Deep Learning Forecast of Cognitive Workload Using fNIRS DataNicolas Grimaldi, Yunmei Liu, Ryan McKendrick, Jaime Ruiz, and David Kaber.

Introduction: In the domain of helicopter piloting, the pilot’s performance is driven by many cognitive processes, demanding substantial cognitive resources. The pilot must maintain situation awareness and perform rapid decision-making. An objective of integrated helicopter technologies is to predict and effectively manage pilot cognitive workload to ensure safety and efficiency throughout flight. Methods: In this study, we collected data on seven participants, including three experienced pilots, using a UH-60V cockpit simulator to perform 46 distinct trials under various flight conditions. fNIRS neuroimaging was used to collect high-resolution neurophysiological data for exploring and forecasting cognitive workload using a collection of deep learning models. Model implementation: Three deep learning architectures are detailed in this work: a stacked LSTM model, a CNN-LSTM hybrid, and a transformer model.

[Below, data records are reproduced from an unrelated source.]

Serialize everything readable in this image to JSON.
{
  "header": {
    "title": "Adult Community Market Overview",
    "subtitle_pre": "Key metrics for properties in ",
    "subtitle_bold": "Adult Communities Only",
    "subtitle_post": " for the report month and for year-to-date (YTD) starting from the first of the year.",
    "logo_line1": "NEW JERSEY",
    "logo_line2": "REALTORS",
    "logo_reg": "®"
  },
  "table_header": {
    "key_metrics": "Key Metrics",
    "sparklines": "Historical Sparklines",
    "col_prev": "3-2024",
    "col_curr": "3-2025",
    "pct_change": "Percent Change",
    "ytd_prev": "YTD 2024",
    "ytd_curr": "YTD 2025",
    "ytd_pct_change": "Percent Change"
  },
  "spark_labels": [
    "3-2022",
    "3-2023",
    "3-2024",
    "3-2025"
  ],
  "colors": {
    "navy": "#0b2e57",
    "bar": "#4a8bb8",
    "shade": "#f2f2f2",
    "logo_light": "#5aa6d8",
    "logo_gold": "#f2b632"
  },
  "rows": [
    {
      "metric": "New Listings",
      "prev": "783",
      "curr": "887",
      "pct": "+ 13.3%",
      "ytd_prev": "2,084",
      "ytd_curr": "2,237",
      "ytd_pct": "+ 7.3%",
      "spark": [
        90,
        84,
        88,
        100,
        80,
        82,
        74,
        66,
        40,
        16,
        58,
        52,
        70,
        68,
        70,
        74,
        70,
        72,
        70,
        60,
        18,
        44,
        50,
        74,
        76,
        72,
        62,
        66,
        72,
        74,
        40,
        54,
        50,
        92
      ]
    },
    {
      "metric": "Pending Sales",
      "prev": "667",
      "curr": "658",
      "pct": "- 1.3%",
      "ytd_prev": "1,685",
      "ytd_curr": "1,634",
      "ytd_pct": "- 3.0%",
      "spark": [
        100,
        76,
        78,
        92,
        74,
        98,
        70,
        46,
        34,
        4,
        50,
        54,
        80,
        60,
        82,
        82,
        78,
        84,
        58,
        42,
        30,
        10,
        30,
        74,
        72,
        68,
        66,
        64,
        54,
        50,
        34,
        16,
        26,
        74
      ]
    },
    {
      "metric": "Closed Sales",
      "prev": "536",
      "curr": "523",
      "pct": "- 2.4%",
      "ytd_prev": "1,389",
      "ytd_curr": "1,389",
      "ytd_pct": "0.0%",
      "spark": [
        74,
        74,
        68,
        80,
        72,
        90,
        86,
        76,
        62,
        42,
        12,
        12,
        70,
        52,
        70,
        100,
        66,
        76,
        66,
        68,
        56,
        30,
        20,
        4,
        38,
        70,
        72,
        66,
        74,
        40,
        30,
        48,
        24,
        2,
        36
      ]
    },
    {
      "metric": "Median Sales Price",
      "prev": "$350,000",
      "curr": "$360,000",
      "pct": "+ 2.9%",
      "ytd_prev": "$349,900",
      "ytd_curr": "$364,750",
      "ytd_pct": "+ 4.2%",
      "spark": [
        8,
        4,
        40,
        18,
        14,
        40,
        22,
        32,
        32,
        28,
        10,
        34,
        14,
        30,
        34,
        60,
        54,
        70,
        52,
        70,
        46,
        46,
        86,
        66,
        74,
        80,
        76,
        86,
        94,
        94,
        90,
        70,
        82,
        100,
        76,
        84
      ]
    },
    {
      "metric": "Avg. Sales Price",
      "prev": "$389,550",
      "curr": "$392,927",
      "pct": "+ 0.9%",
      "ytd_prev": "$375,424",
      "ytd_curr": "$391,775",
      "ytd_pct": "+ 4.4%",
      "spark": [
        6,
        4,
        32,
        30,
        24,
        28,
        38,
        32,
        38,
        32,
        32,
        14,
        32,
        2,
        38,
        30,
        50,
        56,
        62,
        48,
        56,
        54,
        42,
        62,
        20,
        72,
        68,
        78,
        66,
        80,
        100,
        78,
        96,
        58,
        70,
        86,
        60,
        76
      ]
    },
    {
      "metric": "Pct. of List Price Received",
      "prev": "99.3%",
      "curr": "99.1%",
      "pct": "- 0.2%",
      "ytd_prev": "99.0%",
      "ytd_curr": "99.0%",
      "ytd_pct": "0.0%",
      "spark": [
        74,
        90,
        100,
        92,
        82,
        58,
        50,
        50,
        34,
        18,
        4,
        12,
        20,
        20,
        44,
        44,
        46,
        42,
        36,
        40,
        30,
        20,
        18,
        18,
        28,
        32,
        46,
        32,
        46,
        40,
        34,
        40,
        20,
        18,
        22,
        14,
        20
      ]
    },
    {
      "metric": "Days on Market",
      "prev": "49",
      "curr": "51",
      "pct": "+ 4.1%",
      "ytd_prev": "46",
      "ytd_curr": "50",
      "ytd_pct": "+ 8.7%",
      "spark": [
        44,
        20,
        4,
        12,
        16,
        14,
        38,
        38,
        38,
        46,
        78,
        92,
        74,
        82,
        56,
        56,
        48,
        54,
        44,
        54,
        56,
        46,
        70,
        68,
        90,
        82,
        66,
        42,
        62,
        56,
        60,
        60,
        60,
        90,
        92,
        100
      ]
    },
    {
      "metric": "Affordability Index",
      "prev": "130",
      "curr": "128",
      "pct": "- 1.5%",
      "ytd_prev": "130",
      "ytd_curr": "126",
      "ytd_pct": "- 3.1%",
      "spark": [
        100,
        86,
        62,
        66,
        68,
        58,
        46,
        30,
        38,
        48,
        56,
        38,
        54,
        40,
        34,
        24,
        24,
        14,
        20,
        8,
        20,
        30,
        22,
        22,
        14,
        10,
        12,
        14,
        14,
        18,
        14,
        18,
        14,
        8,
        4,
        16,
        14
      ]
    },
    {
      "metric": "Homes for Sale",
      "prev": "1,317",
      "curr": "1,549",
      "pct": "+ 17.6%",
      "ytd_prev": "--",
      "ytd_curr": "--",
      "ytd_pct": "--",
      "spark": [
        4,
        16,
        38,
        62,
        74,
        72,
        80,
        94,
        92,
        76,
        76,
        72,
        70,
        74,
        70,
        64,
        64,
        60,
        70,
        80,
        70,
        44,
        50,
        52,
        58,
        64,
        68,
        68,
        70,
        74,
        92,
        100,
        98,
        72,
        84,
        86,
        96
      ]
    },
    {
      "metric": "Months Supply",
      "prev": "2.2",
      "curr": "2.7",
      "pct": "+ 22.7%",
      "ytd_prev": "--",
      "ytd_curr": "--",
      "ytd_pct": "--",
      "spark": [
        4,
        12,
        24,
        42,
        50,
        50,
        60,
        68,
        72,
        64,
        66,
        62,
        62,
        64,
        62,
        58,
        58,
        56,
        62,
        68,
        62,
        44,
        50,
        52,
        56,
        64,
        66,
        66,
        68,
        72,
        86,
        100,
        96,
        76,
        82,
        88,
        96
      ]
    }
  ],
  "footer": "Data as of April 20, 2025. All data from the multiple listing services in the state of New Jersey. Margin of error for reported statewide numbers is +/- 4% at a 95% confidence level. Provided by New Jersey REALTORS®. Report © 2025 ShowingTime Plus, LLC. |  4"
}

Results: An evaluation of three Seq2Seq models, each with two distinct forecasting lengths (10s and 30s), revealed LSTM-based architectures as superior performers for 10s forecasting tasks. Discussion: The LSTM-based models’ superior performance suggested potential limitations with the transformer’s self-attention mechanisms for our specific application. Surprisingly, the CNN-LSTM architecture did not surpass the stacked LSTM model’s performance during forecasting tasks. Conclusion: Future research directions include exploring diverse time-series Seq2Seq methods and forecasting cognitive workload as ordinal measures, offering insights into shifting cognitive demands.